Paul in his note to the Corinth church was compelled to point out a few things. The culture in Corinth was like a communal ‘sheep dip’. Everyone went through it. It saturated everything— it soaked everyone, from head-to-toe.
This extreme atmosphere of sin pushed Paul to take a stand. Most likely he would never had to do this. But, the conditions demanded he respond to the sin that was raging everywhere. And perhaps by doing this publicly, he could see people saved from feeling ‘the flames’.

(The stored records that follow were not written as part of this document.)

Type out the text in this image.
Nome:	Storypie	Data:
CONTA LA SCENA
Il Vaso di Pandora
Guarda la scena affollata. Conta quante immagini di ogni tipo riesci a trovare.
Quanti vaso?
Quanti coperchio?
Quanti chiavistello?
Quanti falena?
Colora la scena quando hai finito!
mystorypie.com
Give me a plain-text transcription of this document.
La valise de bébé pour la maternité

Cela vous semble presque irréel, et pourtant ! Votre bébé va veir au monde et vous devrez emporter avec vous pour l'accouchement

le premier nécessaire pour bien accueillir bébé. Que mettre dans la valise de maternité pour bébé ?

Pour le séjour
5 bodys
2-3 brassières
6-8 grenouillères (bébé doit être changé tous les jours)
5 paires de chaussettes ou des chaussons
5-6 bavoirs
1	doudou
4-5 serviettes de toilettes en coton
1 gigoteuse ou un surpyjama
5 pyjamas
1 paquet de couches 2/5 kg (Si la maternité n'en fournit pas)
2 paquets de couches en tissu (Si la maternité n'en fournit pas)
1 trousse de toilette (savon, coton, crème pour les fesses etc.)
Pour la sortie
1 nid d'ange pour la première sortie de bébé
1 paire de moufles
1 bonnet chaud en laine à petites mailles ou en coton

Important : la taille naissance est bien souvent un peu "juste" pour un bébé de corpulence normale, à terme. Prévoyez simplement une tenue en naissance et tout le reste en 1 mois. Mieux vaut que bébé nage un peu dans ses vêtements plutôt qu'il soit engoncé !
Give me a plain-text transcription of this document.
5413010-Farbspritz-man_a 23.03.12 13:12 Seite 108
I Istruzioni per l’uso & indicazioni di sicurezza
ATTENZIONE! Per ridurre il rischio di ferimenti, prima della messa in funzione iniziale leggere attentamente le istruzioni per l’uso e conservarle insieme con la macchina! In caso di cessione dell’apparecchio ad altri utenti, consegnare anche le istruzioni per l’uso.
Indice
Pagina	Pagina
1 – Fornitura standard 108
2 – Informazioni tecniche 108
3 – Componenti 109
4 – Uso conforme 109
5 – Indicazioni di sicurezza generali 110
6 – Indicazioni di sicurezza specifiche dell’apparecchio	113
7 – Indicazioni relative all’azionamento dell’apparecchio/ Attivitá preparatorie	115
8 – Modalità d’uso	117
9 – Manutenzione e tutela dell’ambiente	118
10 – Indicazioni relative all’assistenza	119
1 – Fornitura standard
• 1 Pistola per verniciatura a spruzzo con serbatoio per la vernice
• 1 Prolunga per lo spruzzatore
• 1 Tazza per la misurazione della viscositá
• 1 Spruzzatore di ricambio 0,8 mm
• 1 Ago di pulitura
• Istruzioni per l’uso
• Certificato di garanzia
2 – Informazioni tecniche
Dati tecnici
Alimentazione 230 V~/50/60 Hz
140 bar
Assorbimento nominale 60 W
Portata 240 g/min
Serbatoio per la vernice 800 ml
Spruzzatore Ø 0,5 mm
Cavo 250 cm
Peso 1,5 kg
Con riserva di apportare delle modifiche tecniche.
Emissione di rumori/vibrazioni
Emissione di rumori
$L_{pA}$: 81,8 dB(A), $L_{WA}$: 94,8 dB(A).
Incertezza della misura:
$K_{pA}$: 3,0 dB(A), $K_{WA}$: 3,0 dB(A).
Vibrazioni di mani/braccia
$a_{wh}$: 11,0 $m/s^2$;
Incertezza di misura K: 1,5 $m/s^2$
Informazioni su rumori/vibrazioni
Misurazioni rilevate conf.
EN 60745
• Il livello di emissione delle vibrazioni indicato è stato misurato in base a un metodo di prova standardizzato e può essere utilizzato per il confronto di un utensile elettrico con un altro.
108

The Church in 1 Cor. 5 felt that they were doing the right thing by accepting people living in continuous sin. It seems as if their liberal hearts were opened to receive sinners of all varieties. In their thinking, this made themselves as the Corinthian church quite remarkable, maybe even exceptional.
Paul however, will not be manipulated by human logic. He instead presses us with him, to the good and the true. He admits (point blank, mind you) that he has no authority over the lost, the secular, and the world. He has nothing, ‘zilch’ to say about the way the heathen behave. “It’s none of my business’ says Paul. And he turns, and walks away.
We Christians, as believers however, are his business. Paul, like a great ‘lens,’ focuses on you, and on me. As part of the Church we are brought under its oversight and its direction. It dictates to us now what is proper for us– acceptable, and honoring. But the ‘worldling’, he goes free, doing whatever he desires. We however, come into a direct and sure correction of our ways.
What is your sphere of influence, and how far does it extend? For Paul, he recognized his boundries. And we must see ours. The urge to intervene is very strong. We must back off. But even though we detach from our worldly commitments, we are still to be a strong, sure light in their midst. But we are not to be the judges of this world system. But the Church is a whole other matter.